Pictured below on the left is a normal angiogram. On the right, is an abnormal angiogram of an arm demonstrating the classic “corkscrew” appearance of arteries to the hand. The changes are particularly apparent in the blood vessels in the lower right hand portion of the picture (the ulnar artery distribution).

In order to rule out other forms of vasculitis (by excluding involvement of vascular regions atypical for Buerger’s), it is sometimes necessary to perform angiograms of other body regions (e.g., a mesenteric angiogram).

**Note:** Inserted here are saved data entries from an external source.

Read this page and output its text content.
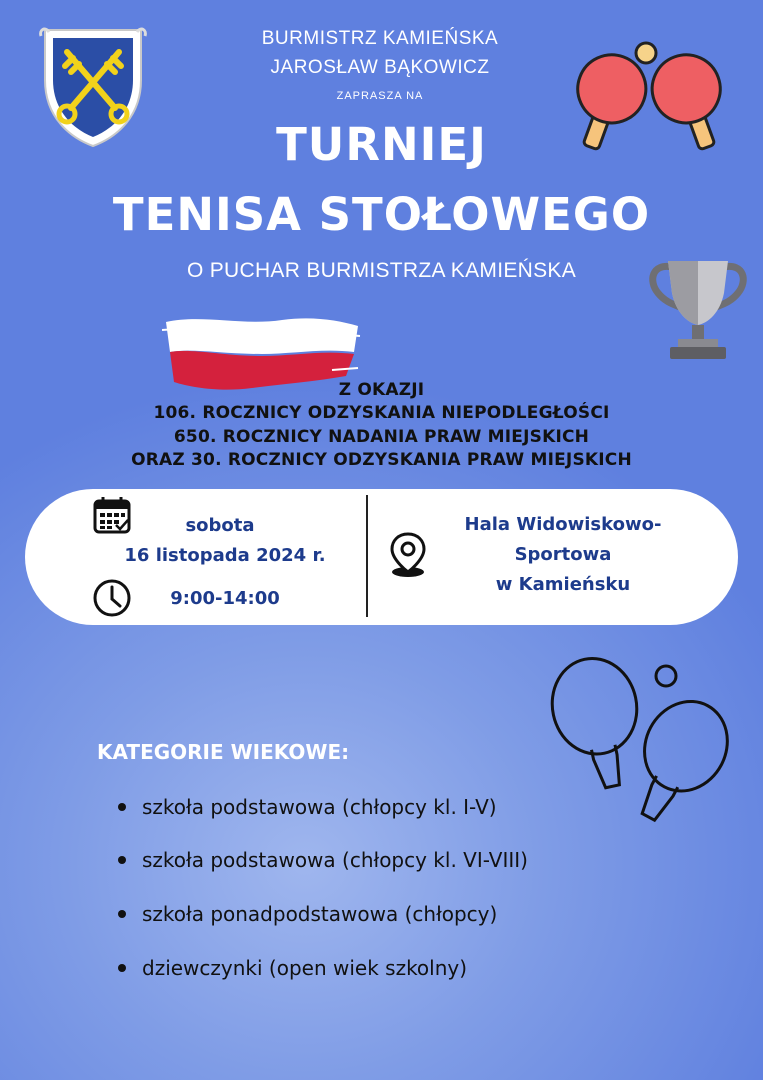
BURMISTRZ KAMIEŃSKA
JAROSŁAW BĄKOWICZ
ZAPRASZA NA
TURNIEJ
TENISA STOŁOWEGO
O PUCHAR BURMISTRZA KAMIEŃSKA
Z OKAZJI
106. ROCZNICY ODZYSKANIA NIEPODLEGŁOŚCI
650. ROCZNICY NADANIA PRAW MIEJSKICH
ORAZ 30. ROCZNICY ODZYSKANIA PRAW MIEJSKICH
sobota
16 listopada 2024 r.
9:00-14:00
Hala Widowiskowo-
Sportowa
w Kamieńsku
KATEGORIE WIEKOWE:
szkoła podstawowa (chłopcy kl. I-V)
szkoła podstawowa (chłopcy kl. VI-VIII)
szkoła ponadpodstawowa (chłopcy)
dziewczynki (open wiek szkolny)
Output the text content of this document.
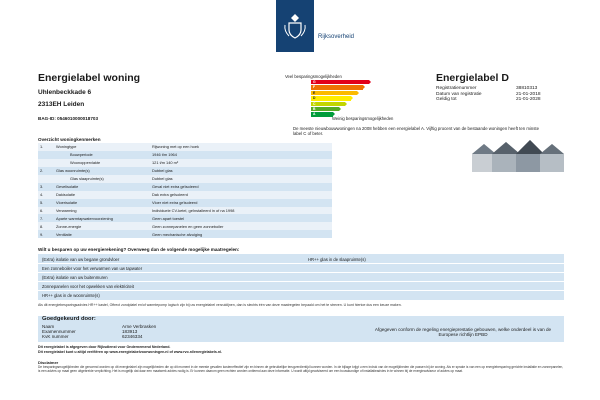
Rijksoverheid
Energielabel woning
Uhlenbeckkade 6
2313EH Leiden
BAG-ID: 0546010000018703
Veel besparingsmogelijkheden
G
F
E
D
C
B
A
Weinig besparingsmogelijkheden
Energielabel D
Registratienummer	38810313
Datum van registratie	21-01-2018
Geldig tot	21-01-2028
De meeste nieuwbouwwoningen na 2008 hebben een energielabel A. Vijftig procent van de bestaande woningen heeft ten minste label C of beter.
Overzicht woningkenmerken
1.	Woningtype	Rijwoning met op een hoek
	Bouwperiode	1946 t/m 1964
	Woonoppervlakte	121 t/m 140 m²
2.	Glas woonruimte(s)	Dubbel glas
	Glas slaapruimte(s)	Dubbel glas
3.	Gevelisolatie	Geval niet extra geïsoleerd
4.	Dakisolatie	Dak extra geïsoleerd
5.	Vloerisolatie	Vloer niet extra geïsoleerd
6.	Verwarming	Individuele CV-ketel, geïnstalleerd in of na 1998
7.	Aparte warmtapwatervoorziening	Geen apart toestel
8.	Zonne-energie	Geen zonnepanelen en geen zonneboiler
9.	Ventilatie	Geen mechanische afzuiging
Wilt u besparen op uw energierekening? Overweeg dan de volgende mogelijke maatregelen:
(Extra) isolatie van uw begane grondvloer
Een zonneboiler voor het verwarmen van uw tapwater
(Extra) isolatie van uw buitenmuren
Zonnepanelen voor het opwekken van elektriciteit
HR++ glas in de woonruimte(s)
HR++ glas in de slaapruimte(s)
Als dit energiebesparingsadvies HR++ kastel, Oftrect zondplatel en/of warmtepomp logisch zijn bij uw energielabel verzuidijnen, dan is slechts één van deze maatregelen bepaald om het te streven. U kunt hiertoe dus een keuze maken.
Goedgekeurd door:
Naam	Arne Verbrasken
Examennummer	183913
KvK nummer	62346334
Afgegeven conform de regeling energieprestatie gebouwen, welke onderdeel is van de Europese richtlijn EPBD
Dit energielabel is afgegeven door Rijksdienst voor Ondernemend Nederland.
Dit energielabel kunt u altijd verifiëren op www.energielabelvoorwoningen.nl of www.rvo.nl/energielabels.nl.
Disclaimer
De besparingsmogelijkheden die genoemd worden op dit energielabel zijn mogelijkheden die op dit moment in de meeste gevallen kosteneffectief zijn en binnen de gebruikelijke terugverdientijd kunnen worden. In de bijlage krijgt u een indruk van de mogelijkheden die passen bij de woning. Als er sprake is van een op energiebesparing gerichte installatie en zonnepanelen, is een advies op maat geen uitgebreide verplichting. Het is mogelijk dat daar een maatwerk advies nodig is. Er kunnen daarom geen rechten worden ontleend aan deze informatie. U wordt altijd geadviseerd om een bouwkundige of installatieadvies in te winnen bij de energieadviseur of advies op maat.
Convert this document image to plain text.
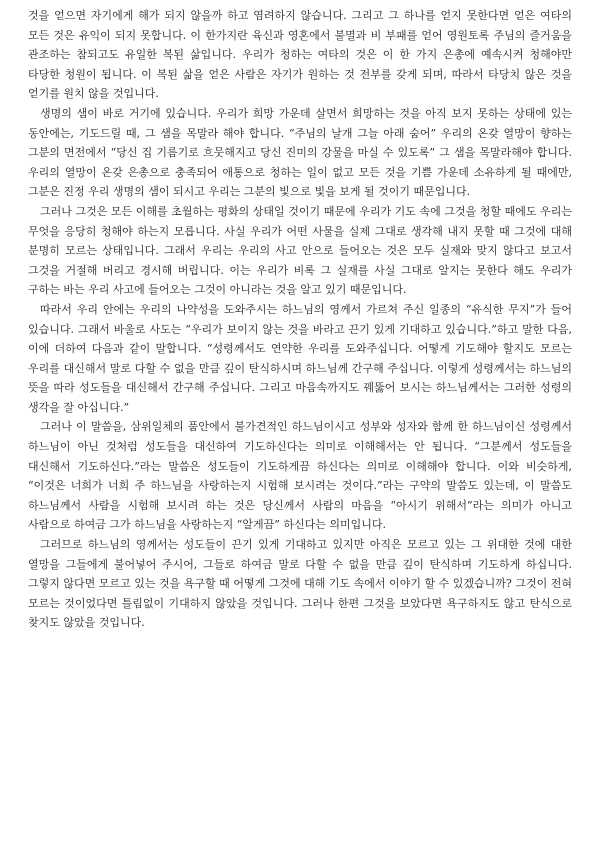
것을 얻으면 자기에게 해가 되지 않을까 하고 염려하지 않습니다. 그리고 그 하나를 얻지 못한다면 얻은 여타의 모든 것은 유익이 되지 못합니다. 이 한가지란 육신과 영혼에서 불멸과 비 부패를 얻어 영원토록 주님의 즐거움을 관조하는 참되고도 유일한 복된 삶입니다. 우리가 청하는 여타의 것은 이 한 가지 은총에 예속시켜 청해야만 타당한 청원이 됩니다. 이 복된 삶을 얻은 사람은 자기가 원하는 것 전부를 갖게 되며, 따라서 타당치 않은 것을 얻기를 원치 않을 것입니다.

생명의 샘이 바로 거기에 있습니다. 우리가 희망 가운데 살면서 희망하는 것을 아직 보지 못하는 상태에 있는 동안에는, 기도드릴 때, 그 샘을 목말라 해야 합니다. “주님의 날개 그늘 아래 숨어” 우리의 온갖 열망이 향하는 그분의 면전에서 “당신 집 기름기로 흐뭇해지고 당신 진미의 강물을 마실 수 있도록” 그 샘을 목말라해야 합니다. 우리의 열망이 온갖 은총으로 충족되어 애통으로 청하는 일이 없고 모든 것을 기쁨 가운데 소유하게 될 때에만, 그분은 진정 우리 생명의 샘이 되시고 우리는 그분의 빛으로 빛을 보게 될 것이기 때문입니다.

그러나 그것은 모든 이해를 초월하는 평화의 상태일 것이기 때문에 우리가 기도 속에 그것을 청할 때에도 우리는 무엇을 응당히 청해야 하는지 모릅니다. 사실 우리가 어떤 사물을 실제 그대로 생각해 내지 못할 때 그것에 대해 분명히 모르는 상태입니다. 그래서 우리는 우리의 사고 안으로 들어오는 것은 모두 실재와 맞지 않다고 보고서 그것을 거절해 버리고 경시해 버립니다. 이는 우리가 비록 그 실재를 사실 그대로 알지는 못한다 해도 우리가 구하는 바는 우리 사고에 들어오는 그것이 아니라는 것을 알고 있기 때문입니다.

따라서 우리 안에는 우리의 나약성을 도와주시는 하느님의 영께서 가르쳐 주신 일종의 “유식한 무지”가 들어 있습니다. 그래서 바울로 사도는 “우리가 보이지 않는 것을 바라고 끈기 있게 기대하고 있습니다.”하고 말한 다음, 이에 더하여 다음과 같이 말합니다. “성령께서도 연약한 우리를 도와주십니다. 어떻게 기도해야 할지도 모르는 우리를 대신해서 말로 다할 수 없을 만큼 깊이 탄식하시며 하느님께 간구해 주십니다. 이렇게 성령께서는 하느님의 뜻을 따라 성도들을 대신해서 간구해 주십니다. 그리고 마음속까지도 꿰뚫어 보시는 하느님께서는 그러한 성령의 생각을 잘 아십니다.”

그러나 이 말씀을, 삼위일체의 품안에서 불가견적인 하느님이시고 성부와 성자와 함께 한 하느님이신 성령께서 하느님이 아닌 것처럼 성도들을 대신하여 기도하신다는 의미로 이해해서는 안 됩니다. “그분께서 성도들을 대신해서 기도하신다.”라는 말씀은 성도들이 기도하게끔 하신다는 의미로 이해해야 합니다. 이와 비슷하게, “이것은 너희가 너희 주 하느님을 사랑하는지 시험해 보시려는 것이다.”라는 구약의 말씀도 있는데, 이 말씀도 하느님께서 사람을 시험해 보시려 하는 것은 당신께서 사람의 마음을 “아시기 위해서”라는 의미가 아니고 사람으로 하여금 그가 하느님을 사랑하는지 “알게끔” 하신다는 의미입니다.

그러므로 하느님의 영께서는 성도들이 끈기 있게 기대하고 있지만 아직은 모르고 있는 그 위대한 것에 대한 열망을 그들에게 불어넣어 주시어, 그들로 하여금 말로 다할 수 없을 만큼 깊이 탄식하며 기도하게 하십니다. 그렇지 않다면 모르고 있는 것을 욕구할 때 어떻게 그것에 대해 기도 속에서 이야기 할 수 있겠습니까? 그것이 전혀 모르는 것이었다면 틀림없이 기대하지 않았을 것입니다. 그러나 한편 그것을 보았다면 욕구하지도 않고 탄식으로 찾지도 않았을 것입니다.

Skin biopsies of affected extremities are rarely performed because of the frequent concern that a biopsy site near an area poorly perfused with blood will not heal well.

Treatment and Course of Buerger’s

It is essential that patients with Buerger’s disease stop smoking immediately and completely. This is the only treatment known to be effective in Buerger’s disease. Patients who continue to smoke are generally the ones who require amputation of fingers and toes.

Despite the clear presence of inflammation in this disorder, anti-inflammatory agents such as steroids have not been shown to be beneficial. Similarly, strategies of anticoagulation (thinning of the blood with aspirin or other agents to prevent clots) have not proven effective. The only way to prevent the progression of the disease is to abstain from all tobacco products.